The fundamental problem is that the industry hasn’t created a thorough (and openly available) threat model that adequately considers what hackers might do. The analysis of V2V communications I’ve read focuses on safety issues — what happens under normal circumstances and even when crazy things happen on the road. There are numerous engineering challenges here, but the analysis doesn’t include malicious actors.
These safety considerations are nothing compared to the circumstances when a hacker gets involved. Consider the attacker jailbreaks a V2V communication system. Now he can send arbitrary messages to any other vehicle at any time, tricking the device into issuing alerts to drivers.
What if the attacker can send a message that contains an exploit for the system in your car? This provides the attacker the ability to do anything that is within the physical capability of the V2V system. Even start to attack other reachable systems within the car. To my knowledge, current V2V isn’t intended to allow access to brakes, steering, etc… However, manufacturers are motivated to consolidate computer systems. Why deploy two when one will do? The history of security isn’t good in these situations. Attackers have been incredibly adept at bridging from one system to another.

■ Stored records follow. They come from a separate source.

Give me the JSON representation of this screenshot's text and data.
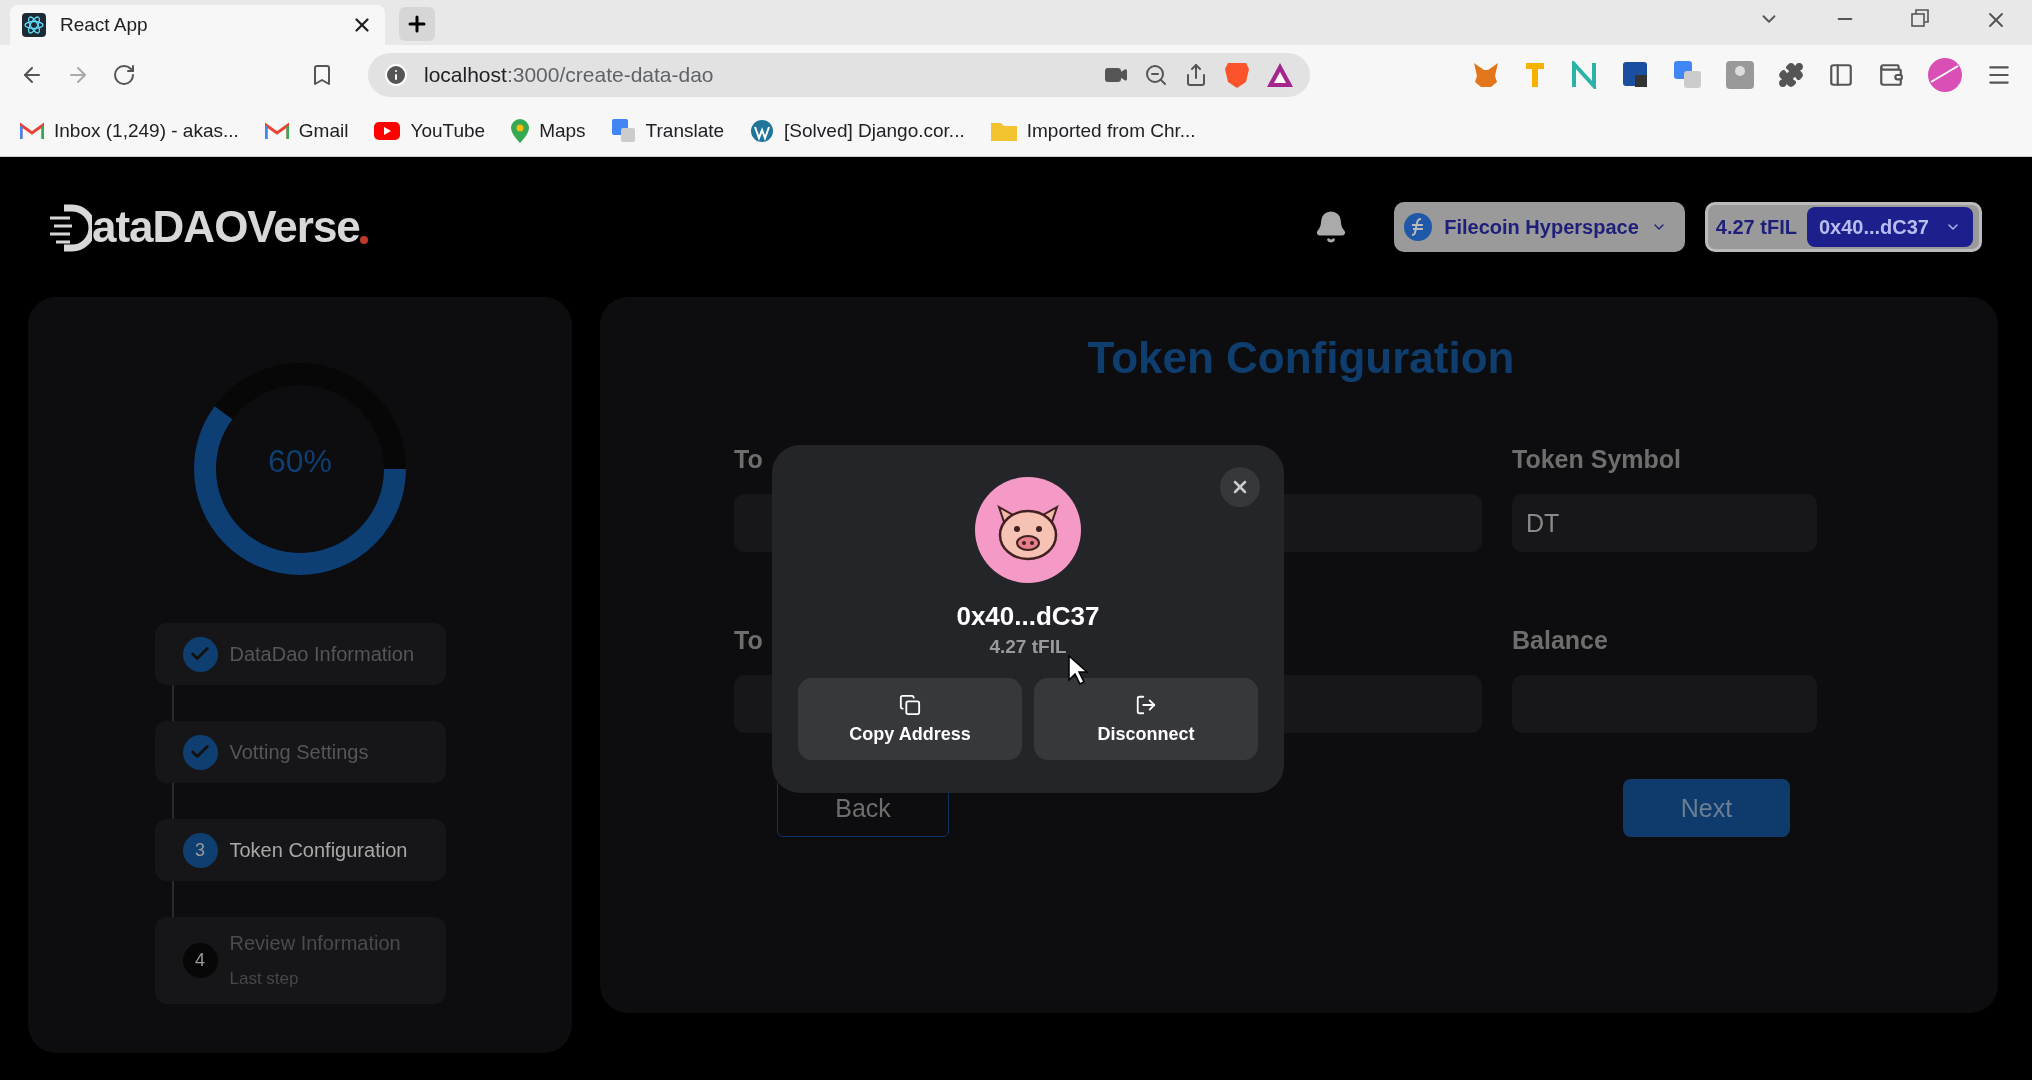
{
  "browser": {
    "tab": {
      "title": "React App"
    },
    "address": {
      "host": "localhost",
      "path": ":3000/create-data-dao"
    },
    "bookmarks": [
      {
        "label": "Inbox (1,249) - akas..."
      },
      {
        "label": "Gmail"
      },
      {
        "label": "YouTube"
      },
      {
        "label": "Maps"
      },
      {
        "label": "Translate"
      },
      {
        "label": "[Solved] Django.cor..."
      },
      {
        "label": "Imported from Chr..."
      }
    ]
  },
  "header": {
    "logo_text": "ataDAOVerse",
    "network": "Filecoin Hyperspace",
    "balance": "4.27 tFIL",
    "account": "0x40...dC37"
  },
  "sidebar": {
    "progress": {
      "level": 0.6,
      "label": "60%"
    },
    "steps": [
      {
        "label": "DataDao Information",
        "kind": "done"
      },
      {
        "label": "Votting Settings",
        "kind": "done"
      },
      {
        "label": "Token Configuration",
        "kind": "current",
        "number": "3"
      },
      {
        "label": "Review Information",
        "kind": "upcoming",
        "number": "4",
        "sublabel": "Last step"
      }
    ]
  },
  "main": {
    "title": "Token Configuration",
    "rows": [
      [
        {
          "label": "To"
        },
        {},
        {
          "label": "Token Symbol",
          "value": "DT"
        }
      ],
      [
        {
          "label": "To"
        },
        {},
        {
          "label": "Balance"
        }
      ]
    ],
    "back": "Back",
    "next": "Next"
  },
  "modal": {
    "address": "0x40...dC37",
    "balance": "4.27 tFIL",
    "actions": [
      {
        "label": "Copy Address",
        "kind": "copy"
      },
      {
        "label": "Disconnect",
        "kind": "disconnect"
      }
    ]
  }
}
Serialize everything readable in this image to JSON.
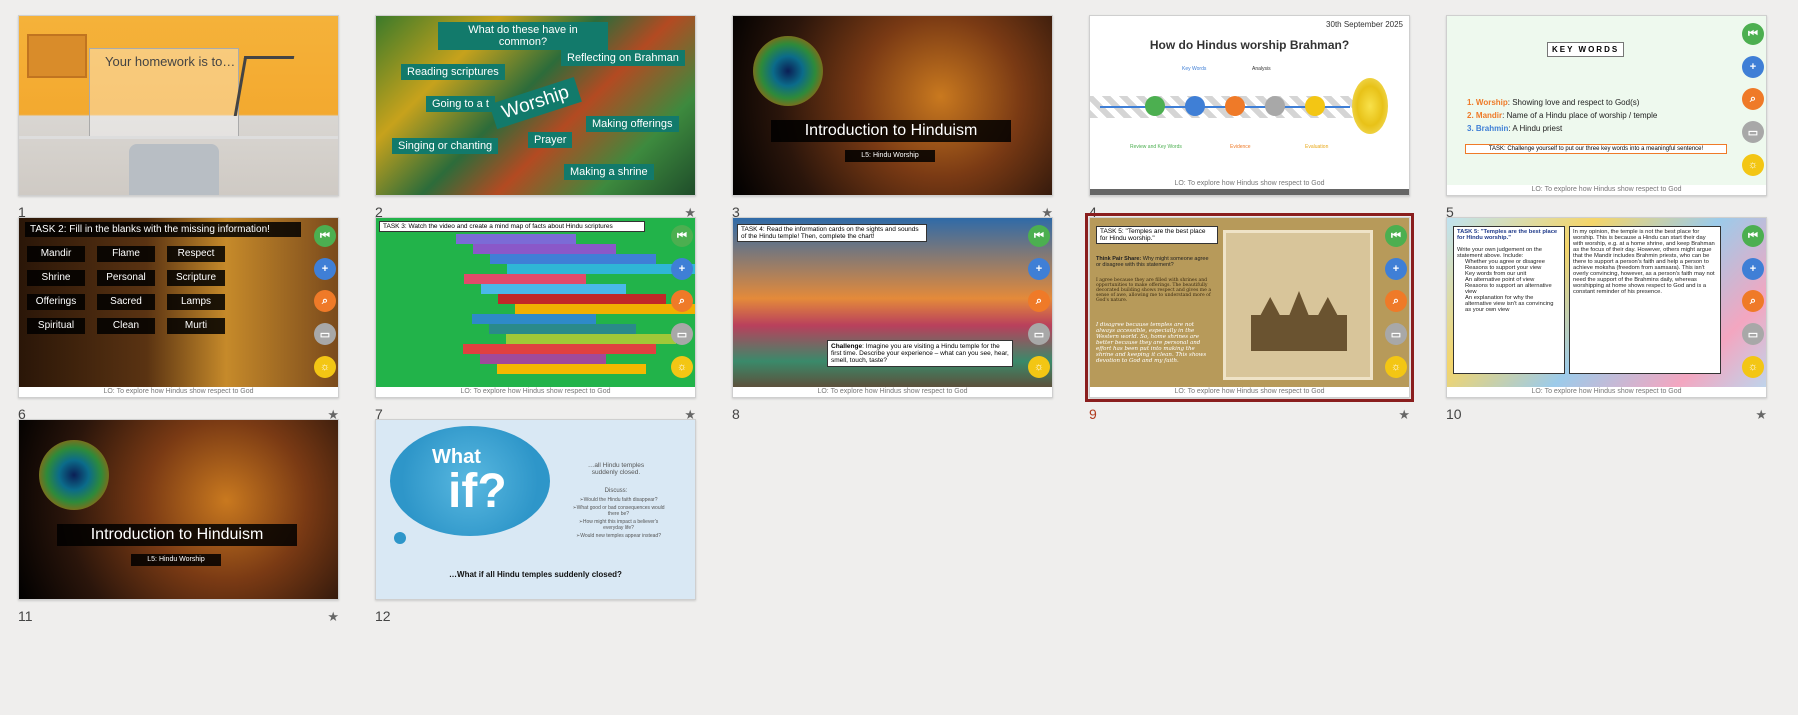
{
  "slides": [
    {
      "num": "1",
      "title": "Your homework is to…"
    },
    {
      "num": "2",
      "title": "What do these have in common?",
      "star": "★",
      "tags": [
        "Reflecting on Brahman",
        "Reading scriptures",
        "Going to a t",
        "Worship",
        "Making offerings",
        "Prayer",
        "Singing or chanting",
        "Making a shrine"
      ]
    },
    {
      "num": "3",
      "star": "★",
      "title": "Introduction to Hinduism",
      "subtitle": "L5: Hindu Worship"
    },
    {
      "num": "4",
      "date": "30th September 2025",
      "title": "How do Hindus worship Brahman?",
      "labels": [
        "Key Words",
        "Analysis",
        "Review and Key Words",
        "Evidence",
        "Evaluation"
      ],
      "lo": "LO: To explore how Hindus show respect to God"
    },
    {
      "num": "5",
      "keywords_title": "KEY WORDS",
      "items": [
        {
          "n": "1.",
          "term": "Worship",
          "def": ": Showing love and respect to God(s)"
        },
        {
          "n": "2.",
          "term": "Mandir",
          "def": ": Name of a Hindu place of worship / temple"
        },
        {
          "n": "3.",
          "term": "Brahmin",
          "def": ": A Hindu priest"
        }
      ],
      "task": "TASK: Challenge yourself to put our three key words into a meaningful sentence!",
      "lo": "LO: To explore how Hindus show respect to God"
    },
    {
      "num": "6",
      "star": "★",
      "title": "TASK 2: Fill in the blanks with the missing information!",
      "words": [
        "Mandir",
        "Flame",
        "Respect",
        "Shrine",
        "Personal",
        "Scripture",
        "Offerings",
        "Sacred",
        "Lamps",
        "Spiritual",
        "Clean",
        "Murti"
      ],
      "lo": "LO: To explore how Hindus show respect to God"
    },
    {
      "num": "7",
      "star": "★",
      "title": "TASK 3: Watch the video and create a mind map of facts about Hindu scriptures",
      "lo": "LO: To explore how Hindus show respect to God"
    },
    {
      "num": "8",
      "title": "TASK 4: Read the information cards on the sights and sounds of the Hindu temple! Then, complete the chart!",
      "challenge_label": "Challenge",
      "challenge": ": Imagine you are visiting a Hindu temple for the first time. Describe your experience – what can you see, hear, smell, touch, taste?",
      "lo": "LO: To explore how Hindus show respect to God"
    },
    {
      "num": "9",
      "star": "★",
      "title": "TASK 5: \"Temples are the best place for Hindu worship.\"",
      "think_label": "Think Pair Share:",
      "think": " Why might someone agree or disagree with this statement?",
      "para1": "I agree because they are filled with shrines and opportunities to make offerings. The beautifully decorated building shows respect and gives me a sense of awe, allowing me to understand more of God's nature.",
      "para2": "I disagree because temples are not always accessible, especially in the Western world. So, home shrines are better because they are personal and effort has been put into making the shrine and keeping it clean. This shows devotion to God and my faith.",
      "lo": "LO: To explore how Hindus show respect to God"
    },
    {
      "num": "10",
      "star": "★",
      "title": "TASK 5: \"Temples are the best place for Hindu worship.\"",
      "intro": "Write your own judgement on the statement above. Include:",
      "bullets": [
        "Whether you agree or disagree",
        "Reasons to support your view",
        "Key words from our unit",
        "An alternative point of view",
        "Reasons to support an alternative view",
        "An explanation for why the alternative view isn't as convincing as your own view"
      ],
      "answer": "In my opinion, the temple is not the best place for worship. This is because a Hindu can start their day with worship, e.g. at a home shrine, and keep Brahman as the focus of their day. However, others might argue that the Mandir includes Brahmin priests, who can be there to support a person's faith and help a person to achieve moksha (freedom from samsara). This isn't overly convincing, however, as a person's faith may not need the support of the Brahmins daily, whereas worshipping at home shows respect to God and is a constant reminder of his presence.",
      "lo": "LO: To explore how Hindus show respect to God"
    },
    {
      "num": "11",
      "star": "★",
      "title": "Introduction to Hinduism",
      "subtitle": "L5: Hindu Worship"
    },
    {
      "num": "12",
      "cloud_what": "What",
      "cloud_if": "if?",
      "line1": "…all Hindu temples suddenly closed.",
      "discuss": "Discuss:",
      "points": [
        "➢Would the Hindu faith disappear?",
        "➢What good or bad consequences would there be?",
        "➢How might this impact a believer's everyday life?",
        "➢Would new temples appear instead?"
      ],
      "footer": "…What if all Hindu temples suddenly closed?"
    }
  ],
  "colors": {
    "selected_border": "#8a1e1e",
    "nav_green": "#4caf50",
    "nav_blue": "#3f7fd6",
    "nav_orange": "#ef7a28",
    "nav_grey": "#a8a8a8",
    "nav_yellow": "#f3c614"
  }
}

On balance, though, I think V2V will be good for overall safety. There will certainly be vulnerabilities, which we will fix. And there may be attacks, which may be disastrous. But I believe this will be a huge net positive for driver safety. I just wish we didn’t have to always field technologies with massive security holes and then spend decades patching them up. Relying on unpaid security researchers seeking BlackHat fame just doesn’t seem like the right model when people’s lives are on the line.